Advanced Micro Devices on Tuesday introduced its new-generation platform for low-cost personal computers, such as netbooks, nettops and inexpensive laptops. The new Brazos 2.0 has higher performance than the predecessor and promises better battery life for 18W accelerated processing units (APUs) in additional to enhanced functionality for affordable PCs in general.
“In 2011, we showed the industry you could get discrete-level GPU power in a notebook without added power consumption or cost, resulting in the most successful notebook platform in AMD’s history. Today we raise the bar even higher with our latest APU offering. Our 2012 AMD E-series APU gives consumers a visually superior choice for everyday performance with the latest graphics technology and nearly three hours more battery life than the competition,” said Chris Cloran, corporate vice president and general manager, AMD client business unit.
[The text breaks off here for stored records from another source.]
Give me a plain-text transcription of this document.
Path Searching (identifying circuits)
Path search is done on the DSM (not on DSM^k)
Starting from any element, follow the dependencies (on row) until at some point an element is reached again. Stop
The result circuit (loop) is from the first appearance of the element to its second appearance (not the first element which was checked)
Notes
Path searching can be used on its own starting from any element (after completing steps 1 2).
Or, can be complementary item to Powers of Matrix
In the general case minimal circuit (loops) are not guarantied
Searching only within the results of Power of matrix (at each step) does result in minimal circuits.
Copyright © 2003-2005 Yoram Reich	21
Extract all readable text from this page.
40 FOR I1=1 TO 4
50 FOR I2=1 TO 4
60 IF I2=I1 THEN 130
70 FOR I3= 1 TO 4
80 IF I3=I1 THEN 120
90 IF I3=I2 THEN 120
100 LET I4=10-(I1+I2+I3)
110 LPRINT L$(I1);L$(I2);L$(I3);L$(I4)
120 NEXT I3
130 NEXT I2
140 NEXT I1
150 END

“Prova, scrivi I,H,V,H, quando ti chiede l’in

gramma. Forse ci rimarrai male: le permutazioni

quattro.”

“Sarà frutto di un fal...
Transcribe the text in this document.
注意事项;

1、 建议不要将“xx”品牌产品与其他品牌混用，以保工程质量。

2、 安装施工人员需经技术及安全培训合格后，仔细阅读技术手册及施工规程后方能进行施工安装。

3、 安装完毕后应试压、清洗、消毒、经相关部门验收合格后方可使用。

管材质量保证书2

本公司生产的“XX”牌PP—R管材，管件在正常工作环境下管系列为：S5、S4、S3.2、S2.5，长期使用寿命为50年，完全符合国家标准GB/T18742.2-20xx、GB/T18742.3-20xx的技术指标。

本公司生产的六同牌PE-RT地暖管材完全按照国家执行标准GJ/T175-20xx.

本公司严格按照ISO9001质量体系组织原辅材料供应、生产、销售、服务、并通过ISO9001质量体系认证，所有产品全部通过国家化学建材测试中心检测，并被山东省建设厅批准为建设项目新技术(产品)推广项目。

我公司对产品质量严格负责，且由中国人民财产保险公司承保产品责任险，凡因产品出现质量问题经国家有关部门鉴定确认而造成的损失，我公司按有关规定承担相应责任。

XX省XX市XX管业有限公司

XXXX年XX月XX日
The Brazos 2.0 platform builds upon improved Zacate accelerated processing unit (that is still made using 40nm process technology) with up to two Bobcat-class x86 cores, slightly better Radeon HD 7000-class graphics adapter and a single-channel DDR3 memory controller. The new A68 Fusion controller hub (FCH) input/output controller (Hudson D3L) brings support for USB 3.0, Serial ATA-600, Secure Digital controller and some other improvements to AMD's ultra low voltage platform.
The main performance improvements of AMD E-series APUs are conditioned by increased clock-speeds of the x86 and Radeon cores. There are also important addition functionality, such as AMD Steady Video technology that removes shakes and jitters from online or other video files, AMD Quick Stream technology which prioritizes Internet bandwidth towards video stream buffering or online gaming for a smoother, virtually uninterrupted browsing experience, improved power efficiency and other advantages over predecessors as well as competitors.
Unfortunately, the new AMD Fusion E-series APUs will initially be available only as models with 18W thermal design power and therefore will not be able to power truly portable and energy-efficient netbooks. Still, provided that 18W models will offer decent performance thanks to growing number of applications that use AMD Radeon graphics cores for general purpose processing, AMD will be able to further boost its positions on the market of ultra low-cost personal computers. What remains to be seen is whether that market will continue to exist and actually grow, as many manufacturers start to cease selling netbooks in well-developed countries.
AMD expects global OEMs such as Acer, Asus, HP, Lenovo, Samsung, Sony and Toshiba to offer AMD E-series APU-based systems.